The main thing is to calculate the screen address as infrequently as possible (once ever is a good start

If you have 1 row = 1 page, you don't have to worry about crossing a page boundary as you draw the chars/columns of your sprite, so you can just use ,x/y
I usually keep the fractional parts separate and the main parts in y (rows/pages), x (chars)

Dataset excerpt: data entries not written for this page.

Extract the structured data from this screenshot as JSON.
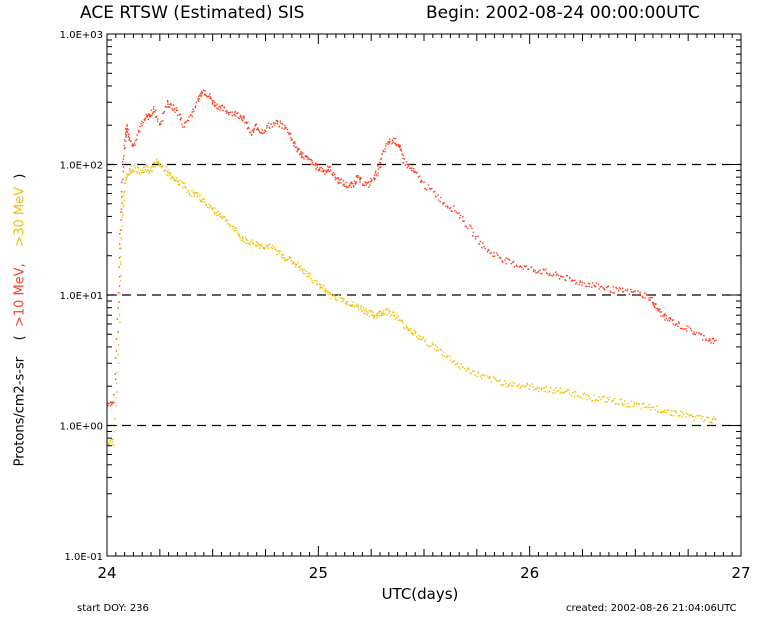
{
  "header": {
    "title": "ACE RTSW (Estimated) SIS",
    "begin": "Begin: 2002-08-24 00:00:00UTC"
  },
  "footer": {
    "start_doy": "start DOY:  236",
    "created": "created: 2002-08-26 21:04:06UTC"
  },
  "colors": {
    "gt10": "#ff3b1f",
    "gt30": "#f0c000",
    "axis": "#000000"
  },
  "chart_data": {
    "type": "scatter",
    "title": "ACE RTSW (Estimated) SIS",
    "xlabel": "UTC(days)",
    "ylabel_parts": [
      "Protons/cm2-s-sr",
      "(",
      ">10 MeV,",
      ">30 MeV",
      ")"
    ],
    "xlim": [
      24,
      27
    ],
    "ylim": [
      0.1,
      1000
    ],
    "yscale": "log",
    "x_ticks": [
      "24",
      "25",
      "26",
      "27"
    ],
    "y_ticks": [
      "1.0E-01",
      "1.0E+00",
      "1.0E+01",
      "1.0E+02",
      "1.0E+03"
    ],
    "reference_lines": [
      1,
      10,
      100
    ],
    "series": [
      {
        "name": ">10 MeV",
        "color": "#ff3b1f",
        "points": [
          [
            24.0,
            1.5
          ],
          [
            24.03,
            1.5
          ],
          [
            24.05,
            8
          ],
          [
            24.06,
            30
          ],
          [
            24.07,
            80
          ],
          [
            24.08,
            150
          ],
          [
            24.09,
            200
          ],
          [
            24.1,
            170
          ],
          [
            24.12,
            140
          ],
          [
            24.15,
            190
          ],
          [
            24.18,
            230
          ],
          [
            24.2,
            240
          ],
          [
            24.22,
            270
          ],
          [
            24.25,
            200
          ],
          [
            24.28,
            300
          ],
          [
            24.3,
            280
          ],
          [
            24.33,
            260
          ],
          [
            24.36,
            200
          ],
          [
            24.4,
            250
          ],
          [
            24.43,
            320
          ],
          [
            24.45,
            380
          ],
          [
            24.48,
            340
          ],
          [
            24.5,
            300
          ],
          [
            24.53,
            280
          ],
          [
            24.56,
            260
          ],
          [
            24.6,
            250
          ],
          [
            24.63,
            240
          ],
          [
            24.65,
            220
          ],
          [
            24.68,
            170
          ],
          [
            24.7,
            200
          ],
          [
            24.73,
            180
          ],
          [
            24.76,
            200
          ],
          [
            24.8,
            210
          ],
          [
            24.83,
            200
          ],
          [
            24.86,
            180
          ],
          [
            24.88,
            150
          ],
          [
            24.9,
            130
          ],
          [
            24.92,
            120
          ],
          [
            24.95,
            110
          ],
          [
            24.98,
            100
          ],
          [
            25.0,
            95
          ],
          [
            25.03,
            90
          ],
          [
            25.05,
            95
          ],
          [
            25.08,
            80
          ],
          [
            25.1,
            75
          ],
          [
            25.13,
            70
          ],
          [
            25.16,
            70
          ],
          [
            25.18,
            80
          ],
          [
            25.2,
            75
          ],
          [
            25.23,
            70
          ],
          [
            25.26,
            80
          ],
          [
            25.28,
            90
          ],
          [
            25.3,
            120
          ],
          [
            25.33,
            150
          ],
          [
            25.36,
            155
          ],
          [
            25.38,
            140
          ],
          [
            25.4,
            110
          ],
          [
            25.43,
            95
          ],
          [
            25.46,
            85
          ],
          [
            25.5,
            70
          ],
          [
            25.55,
            60
          ],
          [
            25.6,
            50
          ],
          [
            25.65,
            45
          ],
          [
            25.7,
            35
          ],
          [
            25.75,
            27
          ],
          [
            25.8,
            22
          ],
          [
            25.85,
            20
          ],
          [
            25.9,
            18
          ],
          [
            25.95,
            17
          ],
          [
            26.0,
            16
          ],
          [
            26.05,
            15.5
          ],
          [
            26.1,
            14.5
          ],
          [
            26.15,
            14
          ],
          [
            26.2,
            13
          ],
          [
            26.25,
            12.5
          ],
          [
            26.3,
            12
          ],
          [
            26.35,
            11.5
          ],
          [
            26.4,
            11
          ],
          [
            26.45,
            10.8
          ],
          [
            26.5,
            10.5
          ],
          [
            26.55,
            10
          ],
          [
            26.58,
            9
          ],
          [
            26.6,
            8
          ],
          [
            26.63,
            7
          ],
          [
            26.66,
            6.5
          ],
          [
            26.7,
            6
          ],
          [
            26.75,
            5.5
          ],
          [
            26.8,
            5
          ],
          [
            26.85,
            4.6
          ],
          [
            26.88,
            4.4
          ]
        ]
      },
      {
        "name": ">30 MeV",
        "color": "#f0c000",
        "points": [
          [
            24.0,
            0.75
          ],
          [
            24.03,
            0.75
          ],
          [
            24.05,
            3
          ],
          [
            24.06,
            15
          ],
          [
            24.07,
            40
          ],
          [
            24.08,
            70
          ],
          [
            24.1,
            90
          ],
          [
            24.12,
            95
          ],
          [
            24.15,
            90
          ],
          [
            24.18,
            95
          ],
          [
            24.2,
            90
          ],
          [
            24.23,
            105
          ],
          [
            24.25,
            100
          ],
          [
            24.28,
            90
          ],
          [
            24.3,
            80
          ],
          [
            24.33,
            75
          ],
          [
            24.36,
            70
          ],
          [
            24.4,
            60
          ],
          [
            24.43,
            58
          ],
          [
            24.46,
            52
          ],
          [
            24.5,
            45
          ],
          [
            24.53,
            42
          ],
          [
            24.56,
            38
          ],
          [
            24.6,
            32
          ],
          [
            24.63,
            28
          ],
          [
            24.66,
            26
          ],
          [
            24.7,
            25
          ],
          [
            24.73,
            24
          ],
          [
            24.76,
            24
          ],
          [
            24.8,
            22
          ],
          [
            24.83,
            20
          ],
          [
            24.86,
            19
          ],
          [
            24.9,
            17
          ],
          [
            24.93,
            15
          ],
          [
            24.96,
            14
          ],
          [
            25.0,
            12
          ],
          [
            25.03,
            11
          ],
          [
            25.06,
            10
          ],
          [
            25.1,
            9.5
          ],
          [
            25.13,
            9
          ],
          [
            25.16,
            8.5
          ],
          [
            25.2,
            8
          ],
          [
            25.23,
            7.5
          ],
          [
            25.26,
            7
          ],
          [
            25.28,
            7.2
          ],
          [
            25.3,
            7.5
          ],
          [
            25.33,
            7.6
          ],
          [
            25.36,
            7
          ],
          [
            25.4,
            6
          ],
          [
            25.43,
            5.5
          ],
          [
            25.46,
            5
          ],
          [
            25.5,
            4.5
          ],
          [
            25.55,
            4
          ],
          [
            25.6,
            3.5
          ],
          [
            25.65,
            3
          ],
          [
            25.7,
            2.7
          ],
          [
            25.75,
            2.5
          ],
          [
            25.8,
            2.3
          ],
          [
            25.85,
            2.2
          ],
          [
            25.9,
            2.1
          ],
          [
            25.95,
            2.05
          ],
          [
            26.0,
            2
          ],
          [
            26.05,
            1.95
          ],
          [
            26.1,
            1.9
          ],
          [
            26.15,
            1.85
          ],
          [
            26.2,
            1.8
          ],
          [
            26.25,
            1.7
          ],
          [
            26.3,
            1.65
          ],
          [
            26.35,
            1.6
          ],
          [
            26.4,
            1.55
          ],
          [
            26.45,
            1.5
          ],
          [
            26.5,
            1.45
          ],
          [
            26.55,
            1.4
          ],
          [
            26.6,
            1.35
          ],
          [
            26.65,
            1.3
          ],
          [
            26.7,
            1.25
          ],
          [
            26.75,
            1.2
          ],
          [
            26.8,
            1.15
          ],
          [
            26.85,
            1.12
          ],
          [
            26.88,
            1.1
          ]
        ]
      }
    ]
  }
}
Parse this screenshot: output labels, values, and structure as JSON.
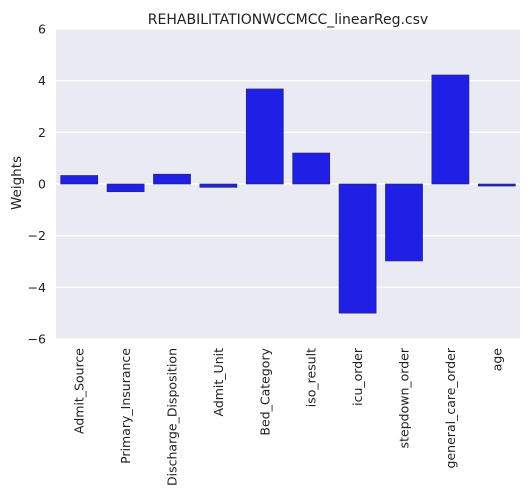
{
  "chart_data": {
    "type": "bar",
    "title": "REHABILITATIONWCCMCC_linearReg.csv",
    "xlabel": "",
    "ylabel": "Weights",
    "categories": [
      "Admit_Source",
      "Primary_Insurance",
      "Discharge_Disposition",
      "Admit_Unit",
      "Bed_Category",
      "iso_result",
      "icu_order",
      "stepdown_order",
      "general_care_order",
      "age"
    ],
    "values": [
      0.33,
      -0.3,
      0.38,
      -0.13,
      3.68,
      1.2,
      -5.0,
      -2.98,
      4.22,
      -0.08
    ],
    "ylim": [
      -6,
      6
    ],
    "yticks": [
      -6,
      -4,
      -2,
      0,
      2,
      4,
      6
    ],
    "ytick_labels": [
      "−6",
      "−4",
      "−2",
      "0",
      "2",
      "4",
      "6"
    ],
    "grid": true,
    "bar_color": "#1f1fe6",
    "background_color": "#eaeaf2",
    "grid_color": "#ffffff"
  }
}
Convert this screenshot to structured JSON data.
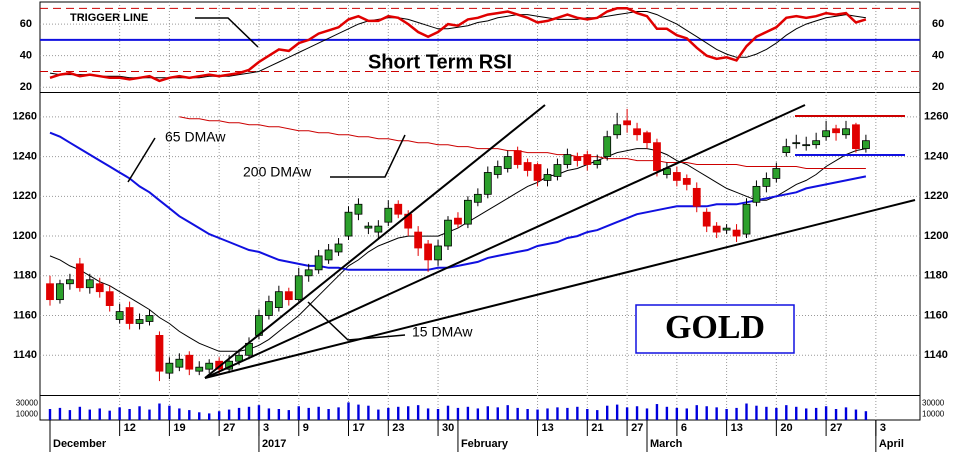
{
  "chart_data": {
    "type": "candlestick",
    "title": "GOLD",
    "up_color": "#2ca02c",
    "down_color": "#e00000",
    "ylim": [
      1120,
      1272
    ],
    "yticks": [
      1140,
      1160,
      1180,
      1200,
      1220,
      1240,
      1260
    ],
    "grid": true,
    "categories": [
      null,
      null,
      null,
      null,
      null,
      null,
      null,
      "12",
      null,
      null,
      null,
      null,
      "19",
      null,
      null,
      null,
      null,
      "27",
      null,
      null,
      null,
      "3",
      null,
      null,
      null,
      "9",
      null,
      null,
      null,
      null,
      "17",
      null,
      null,
      null,
      "23",
      null,
      null,
      null,
      null,
      "30",
      null,
      null,
      null,
      null,
      null,
      null,
      null,
      null,
      null,
      "13",
      null,
      null,
      null,
      null,
      "21",
      null,
      null,
      null,
      "27",
      null,
      null,
      null,
      null,
      "6",
      null,
      null,
      null,
      null,
      "13",
      null,
      null,
      null,
      null,
      "20",
      null,
      null,
      null,
      null,
      "27",
      null,
      null,
      null,
      null,
      "3"
    ],
    "months": [
      {
        "value": 0,
        "label": "December"
      },
      {
        "value": 21,
        "label": "2017"
      },
      {
        "value": 41,
        "label": "February"
      },
      {
        "value": 60,
        "label": "March"
      },
      {
        "value": 83,
        "label": "April"
      }
    ],
    "ohlc": [
      [
        1176,
        1180,
        1165,
        1168
      ],
      [
        1168,
        1178,
        1166,
        1176
      ],
      [
        1176,
        1181,
        1173,
        1178
      ],
      [
        1186,
        1189,
        1172,
        1174
      ],
      [
        1174,
        1181,
        1171,
        1178
      ],
      [
        1176,
        1179,
        1169,
        1172
      ],
      [
        1172,
        1175,
        1162,
        1165
      ],
      [
        1158,
        1166,
        1156,
        1162
      ],
      [
        1164,
        1167,
        1153,
        1156
      ],
      [
        1156,
        1161,
        1153,
        1158
      ],
      [
        1157,
        1163,
        1155,
        1160
      ],
      [
        1150,
        1152,
        1127,
        1132
      ],
      [
        1131,
        1139,
        1128,
        1136
      ],
      [
        1134,
        1141,
        1132,
        1138
      ],
      [
        1140,
        1142,
        1130,
        1133
      ],
      [
        1132,
        1137,
        1130,
        1134
      ],
      [
        1133,
        1138,
        1131,
        1136
      ],
      [
        1137,
        1139,
        1130,
        1133
      ],
      [
        1133,
        1140,
        1131,
        1137
      ],
      [
        1137,
        1143,
        1135,
        1140
      ],
      [
        1140,
        1149,
        1138,
        1146
      ],
      [
        1150,
        1163,
        1148,
        1160
      ],
      [
        1160,
        1170,
        1158,
        1167
      ],
      [
        1164,
        1175,
        1162,
        1172
      ],
      [
        1172,
        1174,
        1165,
        1168
      ],
      [
        1168,
        1184,
        1167,
        1180
      ],
      [
        1180,
        1186,
        1177,
        1183
      ],
      [
        1183,
        1193,
        1181,
        1190
      ],
      [
        1188,
        1196,
        1186,
        1193
      ],
      [
        1192,
        1199,
        1190,
        1196
      ],
      [
        1200,
        1215,
        1198,
        1212
      ],
      [
        1211,
        1219,
        1208,
        1216
      ],
      [
        1204,
        1207,
        1201,
        1205
      ],
      [
        1202,
        1208,
        1199,
        1205
      ],
      [
        1207,
        1218,
        1205,
        1214
      ],
      [
        1216,
        1218,
        1209,
        1211
      ],
      [
        1211,
        1213,
        1200,
        1204
      ],
      [
        1202,
        1205,
        1190,
        1194
      ],
      [
        1196,
        1198,
        1182,
        1188
      ],
      [
        1188,
        1198,
        1185,
        1195
      ],
      [
        1195,
        1210,
        1193,
        1208
      ],
      [
        1209,
        1212,
        1204,
        1206
      ],
      [
        1206,
        1220,
        1204,
        1218
      ],
      [
        1217,
        1224,
        1215,
        1221
      ],
      [
        1221,
        1235,
        1219,
        1232
      ],
      [
        1231,
        1238,
        1229,
        1235
      ],
      [
        1234,
        1243,
        1232,
        1240
      ],
      [
        1243,
        1245,
        1234,
        1236
      ],
      [
        1237,
        1239,
        1230,
        1233
      ],
      [
        1236,
        1237,
        1225,
        1228
      ],
      [
        1228,
        1234,
        1225,
        1231
      ],
      [
        1230,
        1239,
        1228,
        1236
      ],
      [
        1236,
        1244,
        1234,
        1241
      ],
      [
        1240,
        1242,
        1235,
        1238
      ],
      [
        1241,
        1243,
        1233,
        1236
      ],
      [
        1236,
        1241,
        1234,
        1238
      ],
      [
        1240,
        1253,
        1238,
        1250
      ],
      [
        1251,
        1262,
        1249,
        1256
      ],
      [
        1258,
        1264,
        1252,
        1256
      ],
      [
        1254,
        1257,
        1248,
        1251
      ],
      [
        1252,
        1253,
        1244,
        1247
      ],
      [
        1247,
        1249,
        1230,
        1233
      ],
      [
        1231,
        1237,
        1229,
        1234
      ],
      [
        1232,
        1235,
        1225,
        1228
      ],
      [
        1229,
        1231,
        1223,
        1226
      ],
      [
        1224,
        1227,
        1212,
        1215
      ],
      [
        1212,
        1214,
        1202,
        1205
      ],
      [
        1205,
        1207,
        1199,
        1202
      ],
      [
        1203,
        1206,
        1201,
        1204
      ],
      [
        1203,
        1206,
        1197,
        1200
      ],
      [
        1201,
        1219,
        1199,
        1216
      ],
      [
        1217,
        1228,
        1215,
        1225
      ],
      [
        1225,
        1232,
        1222,
        1229
      ],
      [
        1229,
        1237,
        1227,
        1234
      ],
      [
        1242,
        1249,
        1240,
        1245
      ],
      [
        1247,
        1251,
        1244,
        1247
      ],
      [
        1246,
        1250,
        1243,
        1246
      ],
      [
        1246,
        1252,
        1244,
        1248
      ],
      [
        1250,
        1258,
        1248,
        1253
      ],
      [
        1254,
        1256,
        1248,
        1252
      ],
      [
        1251,
        1258,
        1249,
        1254
      ],
      [
        1256,
        1257,
        1242,
        1244
      ],
      [
        1244,
        1251,
        1242,
        1248
      ],
      null
    ],
    "lines": [
      {
        "name": "15 DMAw",
        "color": "#000000",
        "width": 1,
        "values": [
          1190,
          1188,
          1185,
          1183,
          1180,
          1177,
          1175,
          1172,
          1169,
          1166,
          1163,
          1159,
          1156,
          1152,
          1149,
          1146,
          1144,
          1142,
          1142,
          1142,
          1143,
          1145,
          1148,
          1152,
          1156,
          1160,
          1165,
          1170,
          1175,
          1180,
          1185,
          1188,
          1192,
          1195,
          1197,
          1199,
          1200,
          1200,
          1200,
          1200,
          1202,
          1204,
          1207,
          1210,
          1213,
          1216,
          1219,
          1222,
          1225,
          1227,
          1230,
          1231,
          1233,
          1234,
          1236,
          1238,
          1240,
          1242,
          1243,
          1244,
          1244,
          1243,
          1241,
          1238,
          1236,
          1233,
          1230,
          1227,
          1224,
          1222,
          1220,
          1218,
          1218,
          1220,
          1223,
          1226,
          1228,
          1231,
          1235,
          1238,
          1241,
          1243,
          1244,
          null
        ]
      },
      {
        "name": "65 DMAw",
        "color": "#1010e0",
        "width": 2,
        "values": [
          1252,
          1250,
          1247,
          1244,
          1241,
          1238,
          1235,
          1232,
          1229,
          1225,
          1222,
          1218,
          1214,
          1210,
          1207,
          1204,
          1201,
          1199,
          1197,
          1195,
          1193,
          1192,
          1190,
          1188,
          1187,
          1186,
          1185,
          1185,
          1184,
          1184,
          1183,
          1183,
          1183,
          1183,
          1183,
          1183,
          1183,
          1183,
          1183,
          1184,
          1184,
          1185,
          1186,
          1187,
          1189,
          1190,
          1191,
          1192,
          1193,
          1195,
          1196,
          1197,
          1199,
          1200,
          1202,
          1203,
          1205,
          1207,
          1209,
          1211,
          1212,
          1213,
          1214,
          1215,
          1215,
          1215,
          1215,
          1216,
          1216,
          1216,
          1217,
          1218,
          1219,
          1220,
          1221,
          1222,
          1224,
          1225,
          1226,
          1227,
          1228,
          1229,
          1230,
          null
        ]
      },
      {
        "name": "200 DMAw",
        "color": "#cc0000",
        "width": 1,
        "values": [
          null,
          null,
          null,
          null,
          null,
          null,
          null,
          null,
          null,
          null,
          null,
          null,
          null,
          1260,
          1259,
          1259,
          1258,
          1258,
          1257,
          1257,
          1256,
          1256,
          1255,
          1255,
          1254,
          1253,
          1253,
          1252,
          1252,
          1251,
          1251,
          1250,
          1250,
          1249,
          1249,
          1248,
          1248,
          1247,
          1247,
          1246,
          1246,
          1245,
          1245,
          1244,
          1244,
          1244,
          1243,
          1243,
          1242,
          1242,
          1242,
          1241,
          1241,
          1240,
          1240,
          1240,
          1239,
          1239,
          1239,
          1238,
          1238,
          1238,
          1237,
          1237,
          1237,
          1236,
          1236,
          1236,
          1236,
          1236,
          1235,
          1235,
          1235,
          1235,
          1235,
          1235,
          1234,
          1234,
          1234,
          1234,
          1234,
          1234,
          1234,
          null
        ]
      }
    ],
    "rsi": {
      "title": "Short Term RSI",
      "ylim": [
        17,
        74
      ],
      "yticks": [
        20,
        40,
        60
      ],
      "mid": 50,
      "bands": [
        30,
        70
      ],
      "series": [
        {
          "name": "TRIGGER LINE",
          "color": "#000000",
          "width": 1,
          "values": [
            29,
            28,
            28,
            28,
            28,
            27,
            27,
            27,
            26,
            26,
            26,
            26,
            26,
            26,
            26,
            26,
            27,
            27,
            27,
            28,
            29,
            30,
            33,
            36,
            39,
            42,
            45,
            48,
            51,
            54,
            57,
            60,
            62,
            63,
            64,
            64,
            63,
            61,
            59,
            57,
            57,
            58,
            59,
            61,
            62,
            64,
            65,
            66,
            66,
            65,
            64,
            63,
            63,
            63,
            64,
            64,
            65,
            66,
            67,
            68,
            68,
            66,
            63,
            60,
            56,
            52,
            48,
            44,
            41,
            39,
            39,
            41,
            44,
            48,
            53,
            57,
            60,
            62,
            64,
            65,
            66,
            65,
            64,
            null
          ]
        },
        {
          "color": "#e00000",
          "width": 2.5,
          "values": [
            26,
            28,
            29,
            27,
            28,
            27,
            26,
            26,
            25,
            26,
            27,
            24,
            26,
            27,
            26,
            27,
            28,
            27,
            28,
            29,
            31,
            36,
            40,
            44,
            43,
            48,
            50,
            54,
            56,
            58,
            63,
            65,
            62,
            62,
            65,
            64,
            60,
            55,
            52,
            55,
            60,
            59,
            63,
            64,
            66,
            67,
            68,
            66,
            64,
            61,
            62,
            64,
            66,
            64,
            63,
            64,
            68,
            70,
            70,
            67,
            65,
            57,
            57,
            53,
            51,
            45,
            40,
            38,
            39,
            37,
            46,
            52,
            55,
            58,
            64,
            65,
            64,
            65,
            67,
            66,
            67,
            61,
            63,
            null
          ]
        }
      ]
    },
    "volume": {
      "color": "#0000dd",
      "ylim": [
        0,
        40000
      ],
      "yticks": [
        10000,
        30000
      ],
      "values": [
        20000,
        22000,
        18000,
        24000,
        19000,
        21000,
        17000,
        23000,
        20000,
        25000,
        19000,
        30000,
        26000,
        21000,
        18000,
        14000,
        12000,
        16000,
        19000,
        22000,
        24000,
        27000,
        21000,
        20000,
        18000,
        25000,
        22000,
        24000,
        20000,
        23000,
        32000,
        28000,
        26000,
        19000,
        22000,
        24000,
        25000,
        27000,
        21000,
        20000,
        26000,
        22000,
        24000,
        21000,
        25000,
        23000,
        27000,
        22000,
        20000,
        19000,
        21000,
        23000,
        22000,
        24000,
        20000,
        18000,
        26000,
        28000,
        23000,
        25000,
        21000,
        29000,
        24000,
        22000,
        21000,
        27000,
        25000,
        23000,
        20000,
        22000,
        30000,
        26000,
        24000,
        22000,
        27000,
        24000,
        21000,
        22000,
        25000,
        20000,
        23000,
        19000,
        16000,
        null
      ]
    }
  }
}
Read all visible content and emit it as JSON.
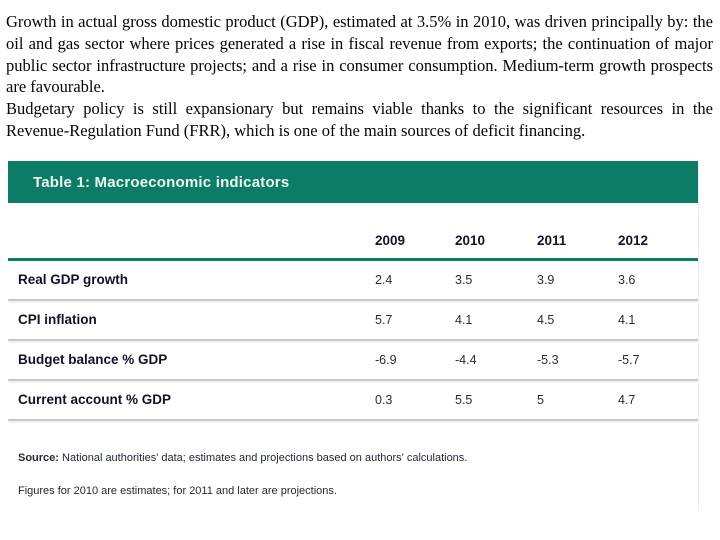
{
  "intro": {
    "paragraph1": "Growth in actual gross domestic product (GDP), estimated at 3.5% in 2010, was driven principally by: the oil and gas sector where prices generated a rise in fiscal revenue from exports; the continuation of major public sector infrastructure projects; and a rise in consumer consumption. Medium-term growth prospects are favourable.",
    "paragraph2": "Budgetary policy is still expansionary but remains viable thanks to the significant resources in the Revenue-Regulation Fund (FRR), which is one of the main sources of deficit financing."
  },
  "table": {
    "title": "Table 1: Macroeconomic indicators",
    "accent_color": "#0d7c67",
    "header_text_color": "#e9f8f2",
    "columns": [
      "2009",
      "2010",
      "2011",
      "2012"
    ],
    "rows": [
      {
        "label": "Real GDP growth",
        "values": [
          "2.4",
          "3.5",
          "3.9",
          "3.6"
        ]
      },
      {
        "label": "CPI inflation",
        "values": [
          "5.7",
          "4.1",
          "4.5",
          "4.1"
        ]
      },
      {
        "label": "Budget balance % GDP",
        "values": [
          "-6.9",
          "-4.4",
          "-5.3",
          "-5.7"
        ]
      },
      {
        "label": "Current account % GDP",
        "values": [
          "0.3",
          "5.5",
          "5",
          "4.7"
        ]
      }
    ],
    "source_label": "Source:",
    "source_text": " National authorities' data; estimates and projections based on authors' calculations.",
    "note": "Figures for 2010 are estimates; for 2011 and later are projections."
  }
}
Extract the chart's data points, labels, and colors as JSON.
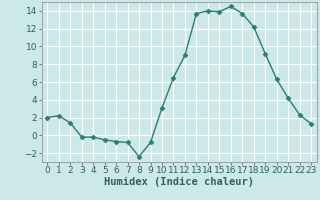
{
  "x": [
    0,
    1,
    2,
    3,
    4,
    5,
    6,
    7,
    8,
    9,
    10,
    11,
    12,
    13,
    14,
    15,
    16,
    17,
    18,
    19,
    20,
    21,
    22,
    23
  ],
  "y": [
    2,
    2.2,
    1.4,
    -0.2,
    -0.2,
    -0.5,
    -0.7,
    -0.8,
    -2.4,
    -0.8,
    3.1,
    6.5,
    9.0,
    13.7,
    14.0,
    13.9,
    14.5,
    13.7,
    12.2,
    9.2,
    6.3,
    4.2,
    2.3,
    1.3
  ],
  "line_color": "#2e7d6e",
  "marker": "D",
  "marker_size": 2.5,
  "bg_color": "#cde8e8",
  "grid_color": "#ffffff",
  "xlabel": "Humidex (Indice chaleur)",
  "ylim": [
    -3,
    15
  ],
  "yticks": [
    -2,
    0,
    2,
    4,
    6,
    8,
    10,
    12,
    14
  ],
  "xticks": [
    0,
    1,
    2,
    3,
    4,
    5,
    6,
    7,
    8,
    9,
    10,
    11,
    12,
    13,
    14,
    15,
    16,
    17,
    18,
    19,
    20,
    21,
    22,
    23
  ],
  "xlabel_fontsize": 7.5,
  "tick_fontsize": 6.5
}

for pixels (256x256 mode 4)
addr = &4000 + (y/8)*256 + (x/8)*8 + y%8
in assembler, this simplifies to
addr_hi = &40 | (y >> 3)
addr_lo = (x & &F8) | y & 7
in asm (not tested, just typed in here):
tya : lsr A : lsr A : lsr A : ora #&40 : sta &71
txa : and #&F8 : sta &70
tya : and #&07 : ora &70 : sta &70
NB this only trashes A, not X or Y and doesn't mess with the carry - think of it as "premature optimization" or "saving yourself work later"

I wouldn't use the third line, as I would probably be using the vertical offset within a char to pick a custom drawing routine or to offset the src/dst.
I probably wouldn't store the second line in &70 as I would keep that as 0 and just put the char offset in Y.
You could save a byte and a couple of clocks by changing the first line to something like
tya : lsr A : SEC : ror A : lsr A : ora #&40 : sta &71
PS changing mode yourself is quite easy and can be handy if you need to do some relocation and don't want to clear 10K, when you are using 8K and aren't sure which bytes will get overwritten if you do.